The critique against Remainers was that we were the London metropolitan elite. That argument should have been countered from the beginning, yet the launch of the campaign was led by Sir Stuart Rose in a trendy London location.
The optics and voices were wrong. We should have been using voices from manufacturing heartlands – workers not bosses. And more women would have been good.
Lovely, lucky people
There was also a very emotional and romantic picture painted about our relationship with Europe – “what a gift to be able to study, live and love in 27 different countries…”
That sounds like something out of a sumptuous sexy art-house movie. Think Call Me by Your Name (minus the peach scene).
But let’s be honest – how many people were trotting across Europe having an intellectual feast and getting off with Timothée Chalamet? A small group of really no doubt lovely, but really lucky people. This romantic view of Europe just did not connect with lots of the public. Especially people from black and Asian communities.
I was struck by an event I chaired after the result about the ethnic minority vote. The panel was all Remainers and we were all surprised at how many black and Asian people in the audience had voted to leave. Not because they were monstrous racists but because they wanted immigration rules to be fairer to non-EU citizens (let’s see how that pans out) and also because they just didn’t have any real emotional connection with Europe.
For many immigrants, the UK was their or their parents’ destination. They are deeply patriotic and have never really felt the need or desire to explore the Continent, with holidays used to see relatives.

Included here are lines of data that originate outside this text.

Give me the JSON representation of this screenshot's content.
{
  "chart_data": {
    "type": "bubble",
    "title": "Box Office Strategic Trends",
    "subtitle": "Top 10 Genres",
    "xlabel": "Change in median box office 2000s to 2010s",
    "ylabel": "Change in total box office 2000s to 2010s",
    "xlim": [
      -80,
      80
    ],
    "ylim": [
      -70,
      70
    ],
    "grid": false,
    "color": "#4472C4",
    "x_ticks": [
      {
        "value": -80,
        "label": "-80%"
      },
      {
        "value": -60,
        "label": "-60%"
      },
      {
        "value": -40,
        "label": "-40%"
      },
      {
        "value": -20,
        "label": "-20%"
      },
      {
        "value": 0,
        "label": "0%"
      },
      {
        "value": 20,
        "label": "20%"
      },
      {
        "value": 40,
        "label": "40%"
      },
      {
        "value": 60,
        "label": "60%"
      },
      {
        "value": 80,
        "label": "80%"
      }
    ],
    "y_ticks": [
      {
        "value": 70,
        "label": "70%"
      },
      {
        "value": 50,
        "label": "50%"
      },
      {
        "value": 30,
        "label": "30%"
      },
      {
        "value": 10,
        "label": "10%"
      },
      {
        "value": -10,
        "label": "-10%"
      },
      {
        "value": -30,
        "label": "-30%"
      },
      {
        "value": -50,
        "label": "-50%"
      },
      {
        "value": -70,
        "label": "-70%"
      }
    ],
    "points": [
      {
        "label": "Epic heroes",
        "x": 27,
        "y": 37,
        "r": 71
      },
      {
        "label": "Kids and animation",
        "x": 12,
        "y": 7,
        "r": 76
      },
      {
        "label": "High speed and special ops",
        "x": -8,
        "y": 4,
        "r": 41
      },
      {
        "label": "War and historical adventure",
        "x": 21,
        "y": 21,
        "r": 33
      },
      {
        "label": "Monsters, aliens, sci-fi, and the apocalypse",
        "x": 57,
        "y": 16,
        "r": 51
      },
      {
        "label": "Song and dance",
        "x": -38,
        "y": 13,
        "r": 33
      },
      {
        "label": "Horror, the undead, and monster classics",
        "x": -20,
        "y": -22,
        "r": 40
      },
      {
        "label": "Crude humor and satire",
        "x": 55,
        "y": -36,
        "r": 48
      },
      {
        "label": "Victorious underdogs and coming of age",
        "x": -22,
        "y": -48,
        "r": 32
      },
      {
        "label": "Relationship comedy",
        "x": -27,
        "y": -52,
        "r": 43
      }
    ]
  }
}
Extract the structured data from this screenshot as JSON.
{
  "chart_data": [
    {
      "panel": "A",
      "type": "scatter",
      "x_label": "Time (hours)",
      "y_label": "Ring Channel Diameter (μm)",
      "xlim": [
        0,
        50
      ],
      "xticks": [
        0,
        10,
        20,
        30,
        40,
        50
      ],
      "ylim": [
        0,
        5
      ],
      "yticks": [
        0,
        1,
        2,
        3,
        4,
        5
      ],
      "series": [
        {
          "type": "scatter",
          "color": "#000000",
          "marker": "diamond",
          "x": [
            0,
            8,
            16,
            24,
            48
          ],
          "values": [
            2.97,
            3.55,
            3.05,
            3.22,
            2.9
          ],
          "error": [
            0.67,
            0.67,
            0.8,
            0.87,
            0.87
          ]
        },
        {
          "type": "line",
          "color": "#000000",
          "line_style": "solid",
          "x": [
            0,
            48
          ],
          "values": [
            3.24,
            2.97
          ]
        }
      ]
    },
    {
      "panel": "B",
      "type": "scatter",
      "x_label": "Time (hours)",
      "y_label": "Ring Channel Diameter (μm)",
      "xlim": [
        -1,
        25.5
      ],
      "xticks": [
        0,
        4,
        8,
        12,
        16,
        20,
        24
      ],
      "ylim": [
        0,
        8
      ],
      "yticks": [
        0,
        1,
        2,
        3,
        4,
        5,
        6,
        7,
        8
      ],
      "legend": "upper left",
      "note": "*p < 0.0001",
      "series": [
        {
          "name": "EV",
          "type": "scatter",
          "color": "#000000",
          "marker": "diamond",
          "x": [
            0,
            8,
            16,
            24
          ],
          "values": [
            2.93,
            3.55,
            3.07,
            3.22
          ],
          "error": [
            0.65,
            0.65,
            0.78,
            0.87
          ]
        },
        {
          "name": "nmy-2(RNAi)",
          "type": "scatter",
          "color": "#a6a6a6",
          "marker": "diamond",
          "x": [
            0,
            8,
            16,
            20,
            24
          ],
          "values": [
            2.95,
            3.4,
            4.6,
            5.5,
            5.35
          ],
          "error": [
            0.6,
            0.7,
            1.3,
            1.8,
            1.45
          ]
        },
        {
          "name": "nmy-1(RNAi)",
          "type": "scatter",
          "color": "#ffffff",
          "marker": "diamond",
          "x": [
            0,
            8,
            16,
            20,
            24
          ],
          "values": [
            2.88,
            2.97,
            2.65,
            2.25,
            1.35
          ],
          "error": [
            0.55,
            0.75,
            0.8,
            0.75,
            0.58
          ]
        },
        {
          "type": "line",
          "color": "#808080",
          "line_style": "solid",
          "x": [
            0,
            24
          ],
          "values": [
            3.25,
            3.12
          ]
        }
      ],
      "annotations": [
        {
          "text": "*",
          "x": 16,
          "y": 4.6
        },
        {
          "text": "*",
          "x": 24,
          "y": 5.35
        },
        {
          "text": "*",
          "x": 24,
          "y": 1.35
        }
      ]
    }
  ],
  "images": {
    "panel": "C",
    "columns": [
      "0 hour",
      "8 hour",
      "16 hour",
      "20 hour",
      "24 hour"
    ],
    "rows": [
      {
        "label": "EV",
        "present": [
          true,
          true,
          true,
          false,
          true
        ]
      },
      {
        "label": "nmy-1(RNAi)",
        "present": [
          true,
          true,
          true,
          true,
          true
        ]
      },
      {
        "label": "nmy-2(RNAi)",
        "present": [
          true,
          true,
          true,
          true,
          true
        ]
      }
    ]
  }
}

But there are other reasons. Something our white Remainer colleagues don’t realise was that for many black and Asian people, Europe is far from welcoming.
A black friend told me a vile story about suffering monkey chants in Barcelona. I have Muslim friends who are scared to travel to parts of Europe. I know many people of colour who just feel Europe is not for them. I think that probably applies to lots of other groups in society.
My point is that an intertwined European existence just doesn’t ring true for many people. Me included.
All of this is not to blame the Remain campaign of which I was proud to have been part. I still believe we’ve made a profound mistake in leaving the EU. Brexit is of Boris.
But let this be a gentle reminder of the need to have proper representation and genuinely diverse thoughts, voices and backgrounds round a table when fighting high-stakes political battles.